La política de la bombilla

“Toma mate, debe ser buen tipo” dice un conocido chiste de Twitter. Mientras más se autoperciben o son percibidos los políticos como distantes respecto de quienes los votan, más sobreactúan costumbres populares. El mate -como la joggineta o la grosería- es la paupérrima respuesta de la clase política a la acusación de que es una casta.

La política  de la bombilla
Haciendo política tomando mate

Empezaré por reconocer que no me gusta el mate, y que no me ha gustado nunca. En casa sólo lo tomaba mi padre, acostumbrado a noches de guardia en el cuartel de bomberos y trasnochadas de estudio. Lo hacía por la mañana como desayuno y por la tarde, a la hora de la merienda. Nunca a deshora. Mi madre lo tomaba por acompañarlo. Mi abuelo, chofer de camiones y colectivos, tomaba mate sólo cuando alguien le cebaba, no por iniciativa propia. Se los preparaba su cuñado, un exgendarme, que muchas veces oficiaba como compañero de ruta. A mi abuela no le gustaba.
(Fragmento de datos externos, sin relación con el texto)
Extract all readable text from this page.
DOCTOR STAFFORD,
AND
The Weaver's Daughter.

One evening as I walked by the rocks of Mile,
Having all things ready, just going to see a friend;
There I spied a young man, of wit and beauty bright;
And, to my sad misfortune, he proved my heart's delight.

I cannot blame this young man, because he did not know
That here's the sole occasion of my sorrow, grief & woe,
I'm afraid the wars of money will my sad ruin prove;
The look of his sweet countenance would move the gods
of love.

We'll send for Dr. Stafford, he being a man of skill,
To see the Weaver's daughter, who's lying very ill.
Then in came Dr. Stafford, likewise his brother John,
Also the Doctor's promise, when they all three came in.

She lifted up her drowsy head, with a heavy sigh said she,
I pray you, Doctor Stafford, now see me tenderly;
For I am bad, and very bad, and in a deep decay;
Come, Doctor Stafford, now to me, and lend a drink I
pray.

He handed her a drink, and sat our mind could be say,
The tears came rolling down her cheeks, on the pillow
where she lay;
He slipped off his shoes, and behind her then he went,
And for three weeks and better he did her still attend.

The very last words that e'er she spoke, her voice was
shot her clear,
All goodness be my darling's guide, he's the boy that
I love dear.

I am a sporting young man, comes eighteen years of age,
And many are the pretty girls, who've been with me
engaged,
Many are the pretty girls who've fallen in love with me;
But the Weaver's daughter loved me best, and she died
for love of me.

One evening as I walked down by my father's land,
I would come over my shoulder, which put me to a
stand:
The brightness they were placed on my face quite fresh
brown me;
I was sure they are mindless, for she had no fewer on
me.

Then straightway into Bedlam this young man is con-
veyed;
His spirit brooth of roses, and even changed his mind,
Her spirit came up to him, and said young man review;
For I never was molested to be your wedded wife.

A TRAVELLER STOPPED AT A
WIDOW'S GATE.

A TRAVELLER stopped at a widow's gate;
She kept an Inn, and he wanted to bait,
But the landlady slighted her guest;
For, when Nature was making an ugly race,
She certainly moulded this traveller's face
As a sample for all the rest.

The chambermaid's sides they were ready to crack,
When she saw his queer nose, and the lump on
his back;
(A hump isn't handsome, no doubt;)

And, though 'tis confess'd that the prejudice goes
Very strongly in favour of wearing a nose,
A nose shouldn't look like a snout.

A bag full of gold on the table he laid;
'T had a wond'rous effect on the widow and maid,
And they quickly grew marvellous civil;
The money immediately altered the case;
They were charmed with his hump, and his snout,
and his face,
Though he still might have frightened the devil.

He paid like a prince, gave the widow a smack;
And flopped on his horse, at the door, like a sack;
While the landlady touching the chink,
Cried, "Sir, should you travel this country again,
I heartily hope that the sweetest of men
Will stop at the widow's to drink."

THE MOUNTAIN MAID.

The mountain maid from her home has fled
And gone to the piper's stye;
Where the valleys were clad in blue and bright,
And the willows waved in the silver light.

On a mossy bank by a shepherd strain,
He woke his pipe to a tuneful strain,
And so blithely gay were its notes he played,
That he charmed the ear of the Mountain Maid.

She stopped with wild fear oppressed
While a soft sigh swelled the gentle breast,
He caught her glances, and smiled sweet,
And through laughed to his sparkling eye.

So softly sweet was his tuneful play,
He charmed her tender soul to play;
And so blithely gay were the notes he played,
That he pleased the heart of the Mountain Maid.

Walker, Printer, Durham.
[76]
Eugenio su padre, un manchego que nunca aceptó su destino americano, decía que era bebida de vagos.

No sé si he heredado un prejuicio familiar contra el mate. Reconozco su importancia y su valor como bebida social, como factor de reunión, de compañía y conversación. No entiendo muy bien esa especie de dependencia permanente, esa angustia oral que sufren algunos que no pueden prescindir del mate, estén dando un paseo, asistiendo a un recital, a una reunión de trabajo o escuchando clases. Intuyo que andar todo el día con el termo debajo del brazo es una costumbre relativamente reciente, que tiene que ver con nuestras identidades contemporáneas, subalternas, débiles por definición.

Más allá de prejuicios personales, la presencia del mate cambia de significación según el contexto. No miramos del mismo modo un mate en una reunión de amigos, en un fogón o un picnic, en la mesa de un estudiante solitario o de un profesional independiente, que en la mesa de entradas de una dependencia estatal o en el escritorio de un empleado o funcionario público. En los primeros casos se lo asocia al esparcimiento, a la distensión o al esfuerzo. En los otros, a la pérdida de tiempo y la ineficacia. No estoy diciendo que esto sea necesariamente así, estoy refiriéndome a las asociaciones más frecuentes.

Esta última interpretación debería ser tenida en cuenta por quienes han hecho del mate una presencia ritual, casi obligada, en las fotografías de funcionarios del gobierno nacional. Es parte imprescindible de la iconografía de los cargos ejecutivos de la administración Fernández. Presidente, canciller, ministros, gobernadores, intendentes. Todos se cuidan de ubicar un mate con su correspondiente termo (nacional o importado) sobre el escritorio o la mesa de reunión, en un lugar bien visible. Lo mismo de las puestas en escena a las que son tan afectos: reuniones con vecinos, con jóvenes o con trabajadores.

¿Qué sentido tiene este recurso simbólico del kirchnerismo tardío? Parece ser una reacción de respuesta ante el proceso de deslegitimación que está afectando a la clase política en general y que apunta principalmente al gobierno. Exhibir el mate -y los hábitos que le son propios- supone para ellos establecer un nexo de vinculación con las costumbres populares, del mismo modo que se ha vuelto común ver políticos en ropa deportiva o informal en actos oficiales, el destierro casi definitivo del traje y corbata, las expresiones coloquiales o incluso las vulgaridades en los debates y las entrevistas.

“Toma mate, debe ser buen tipo” dice un conocido chiste de Twitter. Mientras más se autoperciben o son percibidos los políticos como distantes respecto de quienes los votan, más sobreactúan costumbres populares. Una manifestación extrema es la reciente aparición de Juan Grabois en el estrado de un acto proselitista con mate en mano y el termo en el sobaco. El mate -como la joggineta o la grosería- es la paupérrima respuesta de la clase política a la acusación de que es una casta.

Nunca antes los políticos se parecieron más a la sociedad que dicen representar. Nunca antes estuvieron más enajenados de ella. Quizá sea cierto que el hábito hace al monje, y que para asumir una responsabilidad específica ante la sociedad sea necesario respetar un protocolo, hacer caso a las formas del poder, presentarse como tal y ser públicamente reconocido por los atributos que son propios.

Lo peor que puede hacer la política es disfrazarse de otra cosa.

El autor es Doctor en Filosofía Política.